The moisture coating a lawn at sunrise, known as dew, is often assumed to be a natural form of morning irrigation that hydrates the grass blades. However, the relationship between this surface moisture and the grass plant’s physiological needs is complex. This raises the question of whether dew actually contributes meaningfully to the plant’s overall hydration.
How Dew Forms and Grass Structure
Dew is not precipitation, but rather atmospheric water vapor condensing directly onto the grass surface. This process begins with radiative cooling, where grass blades lose heat rapidly to the night sky, causing their temperature to drop below the surrounding air’s dew point. The dew point is the temperature at which air becomes saturated and water vapor changes phase into liquid droplets. Since grass blades cool faster than the soil or air, they become the preferred surface for condensation.
The physical structure of a grass blade is designed to resist water uptake from its surface. The outermost layer, the epidermis, secretes a protective, waxy covering called the cuticle. This cuticle is a hydrophobic, water-repellent barrier composed of lipid polymers and waxes, whose primary function is to prevent water loss from the plant tissue. The presence of this waxy layer causes the condensed water to bead up into distinct droplets rather than soaking into the leaf.
The Mechanics of Water Absorption
Grass plants absorb the vast majority of their water from the soil through their root systems. This absorption is governed by water potential, which dictates that water moves from an area of higher potential energy (the soil) to an area of lower potential energy (the roots) via osmosis.
Once inside, water is drawn upward through the xylem tissue by the transpiration stream, a continuous “pull” created by the evaporation of water vapor from the leaves’ internal air spaces. This transpiration results in a significantly lower water potential within the leaf tissue compared to the root system, maintaining the gradient that pulls the water upward against gravity.
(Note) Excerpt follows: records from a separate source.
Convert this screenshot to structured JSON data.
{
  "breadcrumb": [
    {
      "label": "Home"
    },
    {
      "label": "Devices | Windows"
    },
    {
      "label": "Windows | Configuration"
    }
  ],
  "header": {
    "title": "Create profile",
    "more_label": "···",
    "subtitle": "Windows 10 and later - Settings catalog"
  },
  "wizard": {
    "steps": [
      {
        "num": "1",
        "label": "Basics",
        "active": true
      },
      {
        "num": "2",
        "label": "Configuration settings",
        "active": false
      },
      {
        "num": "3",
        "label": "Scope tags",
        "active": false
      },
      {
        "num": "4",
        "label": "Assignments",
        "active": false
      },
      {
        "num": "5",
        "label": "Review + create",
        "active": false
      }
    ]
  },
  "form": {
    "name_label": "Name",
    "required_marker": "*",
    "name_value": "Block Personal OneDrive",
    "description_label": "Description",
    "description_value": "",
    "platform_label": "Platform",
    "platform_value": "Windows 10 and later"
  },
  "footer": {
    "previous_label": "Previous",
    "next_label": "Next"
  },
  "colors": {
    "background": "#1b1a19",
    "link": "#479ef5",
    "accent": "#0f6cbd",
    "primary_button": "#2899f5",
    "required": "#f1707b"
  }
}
The water potential of the dew resting on the leaf surface is relatively high, closer to that of pure water, and the waxy cuticle acts as a physical shield preventing this water from moving into the leaf cells. While plants can absorb some nutrients through foliar absorption, this mechanism is inefficient for water uptake. The integrity of the grass cuticle severely limits the entry of liquid water. Even the small amount of water that may enter through the stomata is too minimal to replace water lost through transpiration or fulfill the plant’s daily hydration needs. Therefore, dew remains external, failing to contribute meaningfully to the grass’s internal water balance.
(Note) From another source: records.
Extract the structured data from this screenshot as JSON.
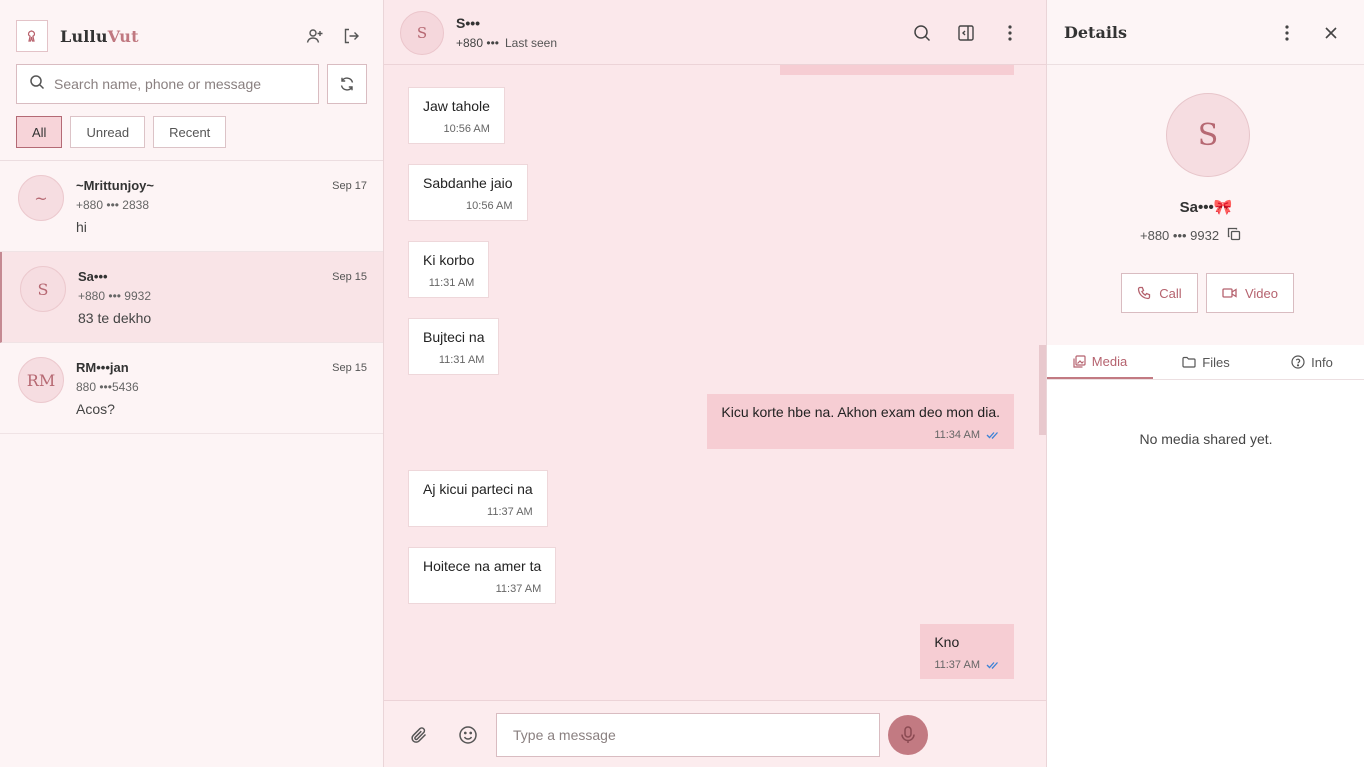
{
  "app": {
    "brand_main": "Lullu",
    "brand_accent": "Vut",
    "logo_icon": "flower-icon"
  },
  "sidebar": {
    "search_placeholder": "Search name, phone or message",
    "filters": [
      {
        "label": "All",
        "active": true
      },
      {
        "label": "Unread",
        "active": false
      },
      {
        "label": "Recent",
        "active": false
      }
    ],
    "chats": [
      {
        "initials": "~",
        "name": "~Mrittunjoy~",
        "phone": "+880 ••• 2838",
        "preview": "hi",
        "date": "Sep 17"
      },
      {
        "initials": "S",
        "name": "Sa•••",
        "phone": "+880 ••• 9932",
        "preview": "83 te dekho",
        "date": "Sep 15"
      },
      {
        "initials": "RM",
        "name": "RM•••jan",
        "phone": "880 •••5436",
        "preview": "Acos?",
        "date": "Sep 15"
      }
    ]
  },
  "conversation": {
    "avatar_initial": "S",
    "contact_name": "S•••",
    "contact_phone": "+880 •••",
    "last_seen": "Last seen",
    "messages": [
      {
        "dir": "in",
        "text": "Jaw tahole",
        "time": "10:56 AM"
      },
      {
        "dir": "in",
        "text": "Sabdanhe jaio",
        "time": "10:56 AM"
      },
      {
        "dir": "in",
        "text": "Ki korbo",
        "time": "11:31 AM"
      },
      {
        "dir": "in",
        "text": "Bujteci na",
        "time": "11:31 AM"
      },
      {
        "dir": "out",
        "text": "Kicu korte hbe na. Akhon exam deo mon dia.",
        "time": "11:34 AM"
      },
      {
        "dir": "in",
        "text": "Aj kicui parteci na",
        "time": "11:37 AM"
      },
      {
        "dir": "in",
        "text": "Hoitece na amer ta",
        "time": "11:37 AM"
      },
      {
        "dir": "out",
        "text": "Kno",
        "time": "11:37 AM"
      }
    ],
    "input_placeholder": "Type a message"
  },
  "details": {
    "title": "Details",
    "avatar_initial": "S",
    "name": "Sa•••🎀",
    "phone": "+880 ••• 9932",
    "call_label": "Call",
    "video_label": "Video",
    "tabs": [
      {
        "label": "Media",
        "icon": "image-icon",
        "active": true
      },
      {
        "label": "Files",
        "icon": "folder-icon",
        "active": false
      },
      {
        "label": "Info",
        "icon": "help-circle-icon",
        "active": false
      }
    ],
    "empty_text": "No media shared yet."
  },
  "colors": {
    "accent": "#c27a82",
    "accent_text": "#b5626e",
    "outgoing_bubble": "#f6cdd3",
    "conversation_bg": "#fbe7ea",
    "sidebar_bg": "#fdf4f5",
    "read_tick": "#3b82d6"
  }
}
The Actual Impact of Dew on Grass Health
Since dew does not significantly hydrate the grass, its main ecological consequence is creating a prolonged period of leaf wetness. This surface moisture is a major environmental factor that directly affects the health of the turfgrass ecosystem. The presence of free water on the leaf surface provides an ideal microclimate for fungal pathogens.
Fungal spores, such as those causing diseases like dollar spot, rust, or brown patch, require continuous moisture to germinate and initiate infection. The longer the dew remains on the grass blades, the greater the opportunity for these pathogens to spread. Turf managers often employ cultural practices, like mowing or dragging a hose across the turf in the early morning, to physically displace the dew and reduce the incubation time for these diseases.
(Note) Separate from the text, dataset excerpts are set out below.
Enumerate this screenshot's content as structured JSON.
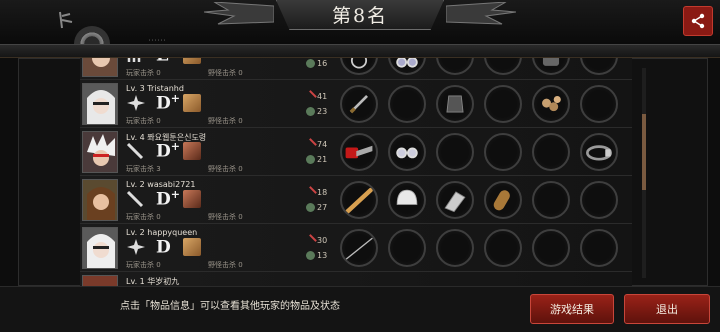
{
  "header": {
    "title": "第8名",
    "share_icon": "share-icon"
  },
  "players": [
    {
      "level_name": "",
      "skill_icon": "claw-icon",
      "grade": "E",
      "grade_plus": "",
      "player_kills_label": "玩家击杀",
      "player_kills": "0",
      "monster_kills_label": "野怪击杀",
      "monster_kills": "0",
      "stat_a": "",
      "stat_b": "16",
      "items": [
        "ring-icon",
        "glasses-icon",
        "empty",
        "empty",
        "glove-icon",
        "empty"
      ]
    },
    {
      "level_name": "Lv. 3   Tristanhd",
      "skill_icon": "shuriken-icon",
      "grade": "D",
      "grade_plus": "+",
      "player_kills_label": "玩家击杀",
      "player_kills": "0",
      "monster_kills_label": "野怪击杀",
      "monster_kills": "0",
      "stat_a": "41",
      "stat_b": "23",
      "items": [
        "knife-icon",
        "empty",
        "armor-icon",
        "empty",
        "chain-icon",
        "empty"
      ]
    },
    {
      "level_name": "Lv. 4   쫘요웹툰은신도령",
      "skill_icon": "sword-icon",
      "grade": "D",
      "grade_plus": "+",
      "player_kills_label": "玩家击杀",
      "player_kills": "3",
      "monster_kills_label": "野怪击杀",
      "monster_kills": "0",
      "stat_a": "74",
      "stat_b": "21",
      "items": [
        "chainsaw-icon",
        "glasses-icon",
        "empty",
        "empty",
        "empty",
        "belt-icon"
      ]
    },
    {
      "level_name": "Lv. 2   wasabi2721",
      "skill_icon": "sword-icon",
      "grade": "D",
      "grade_plus": "+",
      "player_kills_label": "玩家击杀",
      "player_kills": "0",
      "monster_kills_label": "野怪击杀",
      "monster_kills": "0",
      "stat_a": "18",
      "stat_b": "27",
      "items": [
        "bat-icon",
        "helmet-icon",
        "gauntlet-icon",
        "capsule-icon",
        "empty",
        "empty"
      ]
    },
    {
      "level_name": "Lv. 2   happyqueen",
      "skill_icon": "shuriken-icon",
      "grade": "D",
      "grade_plus": "",
      "player_kills_label": "玩家击杀",
      "player_kills": "0",
      "monster_kills_label": "野怪击杀",
      "monster_kills": "0",
      "stat_a": "30",
      "stat_b": "13",
      "items": [
        "needle-icon",
        "empty",
        "empty",
        "empty",
        "empty",
        "empty"
      ]
    },
    {
      "level_name": "Lv. 1   华岁初九",
      "skill_icon": "",
      "grade": "",
      "grade_plus": "",
      "player_kills_label": "",
      "player_kills": "",
      "monster_kills_label": "",
      "monster_kills": "",
      "stat_a": "",
      "stat_b": "",
      "items": [
        "empty",
        "empty",
        "empty",
        "empty",
        "empty",
        "empty"
      ]
    }
  ],
  "footer": {
    "hint": "点击「物品信息」可以查看其他玩家的物品及状态",
    "result_button": "游戏结果",
    "exit_button": "退出"
  },
  "colors": {
    "accent_red": "#9a2218",
    "gold": "#7a5a40"
  }
}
Dew does offer a slight, temporary benefit by reducing the rate of transpiration. The layer of moisture on the leaf surface temporarily slows the escape of water vapor, which provides a momentary cooling effect and conserves a small amount of internal water. However, this conservation is a passive physical effect, not an active hydration mechanism, and the long-term risk of disease usually outweighs this minor advantage.